Pimco’s Bill Gross pulls no punches in assessing America’s investment alternatives in his freshly minted commentary for May. He’s been wrong before, of course. It wasn’t that long ago that he predicted that the Fed wouldn’t keep raising interest rates. No matter, as the predictions keep coming:
“Higher inflation, higher personal and corporate taxes, and a lower dollar point U.S. and global investors away from U.S. assets and toward more competitive economies less burdened by health and pension liabilities – those personified by higher savings rates and investment as a percentage of GDP,” writes Gross, manager of the world’s biggest bond fund. If such a hint at his thinking doesn’t suffice, he clarifies with, “Need I say more than to sell U.S. assets and buy Asian ones denominated in their local currencies; or if necessary to hire a global asset manager with sufficient flexibility and proper foresight to thrive in an increasing difficult investment environment?”
Bashing the U.S. investment outlook hasn’t exactly been out of favor in recent years, although it’s been a losing proposition when it comes down to dollars and cents. Despite the macroeconomic smoking guns that have been casting dark clouds over America’s prospects, investors the world over have seen fit to ignore the strategic and favor the tactical. And it’s paid off handsomely, particularly in the stock market.

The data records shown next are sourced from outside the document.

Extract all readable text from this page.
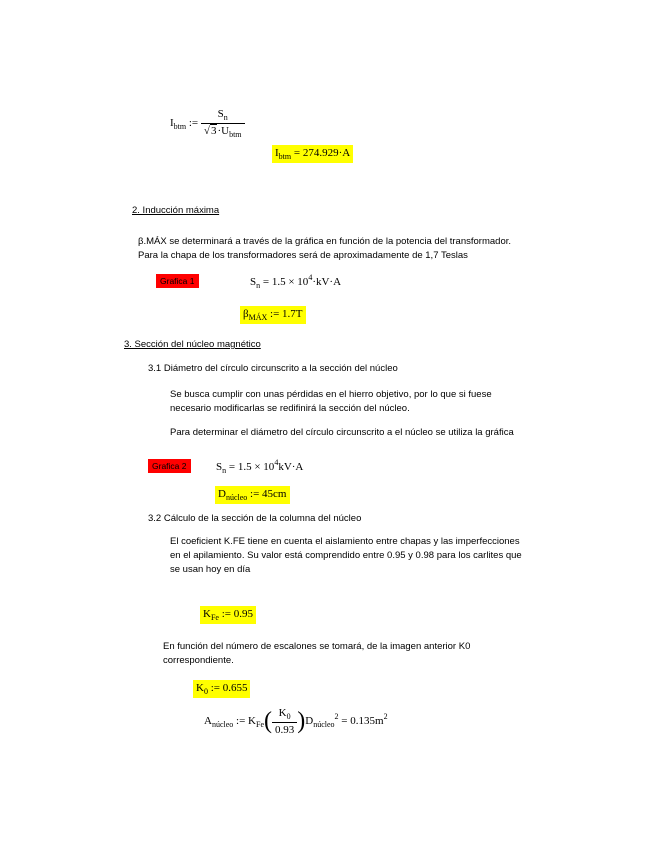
$I_{btm}$ := $\frac{S_n}{√3\cdot U_{btm}}$
$I_{btm} = 274.929\cdot A$
2. Inducción máxima
β.MÁX se determinará a través de la gráfica en función de la potencia del transformador.
Para la chapa de los transformadores será de aproximadamente de 1,7 Teslas
Grafica 1	$S_n = 1.5 \times 10^4\cdot kV\cdot A$
$\beta_{MÁX}$ := 1.7T
3. Sección del núcleo magnético
3.1 Diámetro del círculo circunscrito a la sección del núcleo
Se busca cumplir con unas pérdidas en el hierro objetivo, por lo que si fuese
necesario modificarlas se redifinirá la sección del núcleo.
Para determinar el diámetro del círculo circunscrito a el núcleo se utiliza la gráfica
Grafica 2	$S_n = 1.5 \times 10^4kV\cdot A$
$D_{núcleo}$ := 45cm
3.2 Cálculo de la sección de la columna del núcleo
El coeficient K.FE tiene en cuenta el aislamiento entre chapas y las imperfecciones
en el apilamiento. Su valor está comprendido entre 0.95 y 0.98 para los carlites que
se usan hoy en día
$K_{Fe}$ := 0.95
En función del número de escalones se tomará, de la imagen anterior K0
correspondiente.
$K_0$ := 0.655
$A_{núcleo}$ := $K_{Fe}( \frac{K_0}{0.93} )D_{núcleo}^2 = 0.135m^2$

A determined investor who bucked the then-bearish crowd and bought the S&P 500 Spider ETF in early 2003 is now looking like a genius, courtesy of the fund’s 14.11% annualized return for the 36 months through yesterday, according to Morningstar data. That’s well above the S&P 500’s long-term performance, and probably a good deal more than reasonable minds expect going forward.
In any case, the rear view mirror doesn’t reflect quite as favorably on bonds. The Vanguard Total Bond Market Index fund, which tracks the Lehman Aggregate Bond Index, has more or less treaded water over the past 36 months, posting a spare 2.43% annualized return through yesterday–about half the current yield on the 10-year Treasury.